Anderson, who will give details at the Australian Gastroenterology Week conference in Adelaide on Thursday, said in a statement that Australian researchers would soon begin work on designing and testing the potential vaccine.
The research confirms that almost all people with coeliac disease react to a common set of protein sequences in gliadin, part of the gluten protein in wheat, rye, and barley.
"This opens the way for a specific diagnostic test for the disease as well as new prevention and treatment strategies, and even the possibilities of producing wheat that does not contain the rogue sequence," said BTG, the London-based technology transfer company which has bought the rights to the discovery.
More than 90 per cent of people diagnosed with coeliac disease have a gene known as HLA-DQ2, which facilitates the initiation of an immune response to gliadin.
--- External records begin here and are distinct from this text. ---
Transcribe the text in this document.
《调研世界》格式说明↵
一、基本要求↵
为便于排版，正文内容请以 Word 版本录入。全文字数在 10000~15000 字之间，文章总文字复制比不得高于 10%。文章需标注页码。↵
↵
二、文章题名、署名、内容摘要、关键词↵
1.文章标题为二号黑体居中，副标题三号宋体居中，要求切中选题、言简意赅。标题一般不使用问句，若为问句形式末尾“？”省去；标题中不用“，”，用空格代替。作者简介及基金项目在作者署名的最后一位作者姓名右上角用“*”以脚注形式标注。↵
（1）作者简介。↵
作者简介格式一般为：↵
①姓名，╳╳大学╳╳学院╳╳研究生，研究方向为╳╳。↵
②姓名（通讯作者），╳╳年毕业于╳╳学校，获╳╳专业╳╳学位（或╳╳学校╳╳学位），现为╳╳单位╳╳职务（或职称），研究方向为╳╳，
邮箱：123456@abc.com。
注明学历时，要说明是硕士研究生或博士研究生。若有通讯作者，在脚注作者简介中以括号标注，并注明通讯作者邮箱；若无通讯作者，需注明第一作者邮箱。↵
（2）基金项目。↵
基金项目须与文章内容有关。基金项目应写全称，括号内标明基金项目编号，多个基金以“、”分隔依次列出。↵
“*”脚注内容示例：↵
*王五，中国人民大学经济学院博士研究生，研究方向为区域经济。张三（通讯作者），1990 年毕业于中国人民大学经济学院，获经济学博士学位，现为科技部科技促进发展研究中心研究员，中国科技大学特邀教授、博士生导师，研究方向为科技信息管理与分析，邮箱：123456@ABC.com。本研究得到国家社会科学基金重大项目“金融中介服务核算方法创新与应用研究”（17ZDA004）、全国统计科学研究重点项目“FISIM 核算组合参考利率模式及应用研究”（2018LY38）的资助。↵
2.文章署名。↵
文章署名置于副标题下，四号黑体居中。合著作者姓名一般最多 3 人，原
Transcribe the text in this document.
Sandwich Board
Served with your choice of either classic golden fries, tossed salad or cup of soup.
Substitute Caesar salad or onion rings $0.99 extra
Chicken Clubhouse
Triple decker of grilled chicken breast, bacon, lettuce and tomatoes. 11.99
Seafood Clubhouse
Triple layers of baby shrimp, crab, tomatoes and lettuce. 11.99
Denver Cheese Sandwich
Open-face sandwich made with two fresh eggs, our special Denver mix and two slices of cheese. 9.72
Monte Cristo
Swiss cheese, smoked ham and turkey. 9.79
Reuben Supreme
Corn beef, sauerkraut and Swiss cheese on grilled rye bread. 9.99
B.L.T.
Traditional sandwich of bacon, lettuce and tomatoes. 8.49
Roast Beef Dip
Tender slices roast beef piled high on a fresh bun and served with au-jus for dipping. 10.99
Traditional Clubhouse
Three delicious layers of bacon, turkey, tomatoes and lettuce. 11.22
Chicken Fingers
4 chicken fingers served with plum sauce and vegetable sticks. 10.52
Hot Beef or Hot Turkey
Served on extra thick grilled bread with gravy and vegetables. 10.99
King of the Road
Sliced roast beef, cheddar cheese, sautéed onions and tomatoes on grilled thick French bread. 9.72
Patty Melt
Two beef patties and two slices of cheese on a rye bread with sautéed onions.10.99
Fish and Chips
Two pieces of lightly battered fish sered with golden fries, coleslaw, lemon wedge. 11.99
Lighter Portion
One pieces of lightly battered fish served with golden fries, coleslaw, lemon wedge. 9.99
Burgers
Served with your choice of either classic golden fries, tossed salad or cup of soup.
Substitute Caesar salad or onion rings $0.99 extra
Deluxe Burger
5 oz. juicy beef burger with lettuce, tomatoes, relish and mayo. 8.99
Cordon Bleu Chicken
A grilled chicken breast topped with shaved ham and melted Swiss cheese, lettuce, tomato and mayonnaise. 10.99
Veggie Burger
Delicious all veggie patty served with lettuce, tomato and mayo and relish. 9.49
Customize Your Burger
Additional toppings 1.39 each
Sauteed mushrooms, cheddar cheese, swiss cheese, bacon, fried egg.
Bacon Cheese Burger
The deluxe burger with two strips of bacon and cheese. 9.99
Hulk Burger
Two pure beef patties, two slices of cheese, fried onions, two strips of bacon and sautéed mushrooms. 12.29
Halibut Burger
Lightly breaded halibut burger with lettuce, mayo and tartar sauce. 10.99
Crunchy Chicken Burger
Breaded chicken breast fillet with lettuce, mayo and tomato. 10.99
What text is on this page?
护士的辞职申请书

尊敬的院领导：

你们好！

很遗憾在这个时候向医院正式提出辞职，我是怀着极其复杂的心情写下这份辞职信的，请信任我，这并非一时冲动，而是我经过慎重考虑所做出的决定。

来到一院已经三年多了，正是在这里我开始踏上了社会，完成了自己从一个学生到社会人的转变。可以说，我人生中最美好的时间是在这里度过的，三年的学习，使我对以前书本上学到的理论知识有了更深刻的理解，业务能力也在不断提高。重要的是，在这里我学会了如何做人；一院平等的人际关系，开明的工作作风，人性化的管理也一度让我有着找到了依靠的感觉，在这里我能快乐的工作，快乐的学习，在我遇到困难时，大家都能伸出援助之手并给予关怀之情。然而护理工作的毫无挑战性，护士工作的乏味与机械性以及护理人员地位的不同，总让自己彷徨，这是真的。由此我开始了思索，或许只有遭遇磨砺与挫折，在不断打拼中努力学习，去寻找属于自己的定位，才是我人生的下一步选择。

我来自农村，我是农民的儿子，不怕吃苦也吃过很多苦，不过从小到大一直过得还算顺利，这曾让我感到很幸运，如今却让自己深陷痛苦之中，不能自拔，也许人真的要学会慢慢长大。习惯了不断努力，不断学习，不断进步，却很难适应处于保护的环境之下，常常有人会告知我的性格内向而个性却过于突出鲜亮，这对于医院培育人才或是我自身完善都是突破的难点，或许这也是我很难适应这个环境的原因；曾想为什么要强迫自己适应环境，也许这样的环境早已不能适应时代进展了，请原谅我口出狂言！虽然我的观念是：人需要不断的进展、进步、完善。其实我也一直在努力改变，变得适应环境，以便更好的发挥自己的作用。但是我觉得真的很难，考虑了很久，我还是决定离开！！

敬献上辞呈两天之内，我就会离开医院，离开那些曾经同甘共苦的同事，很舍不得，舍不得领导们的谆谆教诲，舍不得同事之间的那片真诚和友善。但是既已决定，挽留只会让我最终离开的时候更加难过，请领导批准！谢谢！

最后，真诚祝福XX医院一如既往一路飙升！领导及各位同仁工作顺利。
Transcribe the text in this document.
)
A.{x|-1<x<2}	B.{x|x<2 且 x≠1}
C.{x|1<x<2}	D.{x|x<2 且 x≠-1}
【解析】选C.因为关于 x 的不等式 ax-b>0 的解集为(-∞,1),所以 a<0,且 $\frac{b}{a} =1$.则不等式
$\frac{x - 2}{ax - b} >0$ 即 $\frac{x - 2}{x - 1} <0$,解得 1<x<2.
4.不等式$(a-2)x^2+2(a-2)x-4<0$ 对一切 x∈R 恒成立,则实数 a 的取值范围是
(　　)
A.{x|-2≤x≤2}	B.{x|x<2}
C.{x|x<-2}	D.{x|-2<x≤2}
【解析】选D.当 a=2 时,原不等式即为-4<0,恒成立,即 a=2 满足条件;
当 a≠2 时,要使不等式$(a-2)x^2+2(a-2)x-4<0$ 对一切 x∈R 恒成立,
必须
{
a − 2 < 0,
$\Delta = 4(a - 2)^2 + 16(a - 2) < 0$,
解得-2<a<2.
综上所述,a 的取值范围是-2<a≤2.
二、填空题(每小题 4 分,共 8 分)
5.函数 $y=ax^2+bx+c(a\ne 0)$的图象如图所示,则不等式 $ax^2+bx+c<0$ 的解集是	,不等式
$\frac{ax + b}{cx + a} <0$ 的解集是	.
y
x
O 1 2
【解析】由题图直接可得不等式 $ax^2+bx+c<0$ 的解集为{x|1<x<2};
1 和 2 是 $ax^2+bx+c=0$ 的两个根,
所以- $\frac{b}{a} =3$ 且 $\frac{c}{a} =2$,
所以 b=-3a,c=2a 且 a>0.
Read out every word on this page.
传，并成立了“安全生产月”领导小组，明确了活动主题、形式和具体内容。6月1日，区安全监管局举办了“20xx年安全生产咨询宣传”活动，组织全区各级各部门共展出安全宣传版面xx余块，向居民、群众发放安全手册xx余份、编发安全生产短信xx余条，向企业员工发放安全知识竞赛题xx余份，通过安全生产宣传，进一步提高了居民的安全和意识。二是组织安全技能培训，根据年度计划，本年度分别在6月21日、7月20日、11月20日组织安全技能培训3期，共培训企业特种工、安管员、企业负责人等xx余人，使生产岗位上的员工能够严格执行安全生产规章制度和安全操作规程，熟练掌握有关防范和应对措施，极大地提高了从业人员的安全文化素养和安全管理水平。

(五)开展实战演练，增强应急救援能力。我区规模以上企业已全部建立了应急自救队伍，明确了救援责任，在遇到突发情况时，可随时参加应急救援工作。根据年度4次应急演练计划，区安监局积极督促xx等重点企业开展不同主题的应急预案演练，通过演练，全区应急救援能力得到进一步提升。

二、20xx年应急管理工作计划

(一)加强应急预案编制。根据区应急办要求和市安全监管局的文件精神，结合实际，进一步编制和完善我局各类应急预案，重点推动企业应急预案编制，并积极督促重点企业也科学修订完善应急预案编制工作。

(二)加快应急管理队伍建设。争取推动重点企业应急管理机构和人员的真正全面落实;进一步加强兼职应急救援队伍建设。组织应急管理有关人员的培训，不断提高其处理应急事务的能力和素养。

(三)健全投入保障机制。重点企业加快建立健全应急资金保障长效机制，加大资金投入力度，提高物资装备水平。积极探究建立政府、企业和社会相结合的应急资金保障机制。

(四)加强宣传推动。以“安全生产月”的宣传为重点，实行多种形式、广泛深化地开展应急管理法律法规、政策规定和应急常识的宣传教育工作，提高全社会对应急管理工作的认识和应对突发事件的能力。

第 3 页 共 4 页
However, environmental factors also play a role and it is this aspect of the disease that researchers believe can be modified.
Anderson said future research still needed to prove that a peptide, or small protein, could be used to desensitise or induce tolerance in people with coeliac disease.
At present, the only approved treatment is lifelong avoidance of gluten in the diet. This can be difficult and costly for patients and there is always the risk of cross contamination during food processing.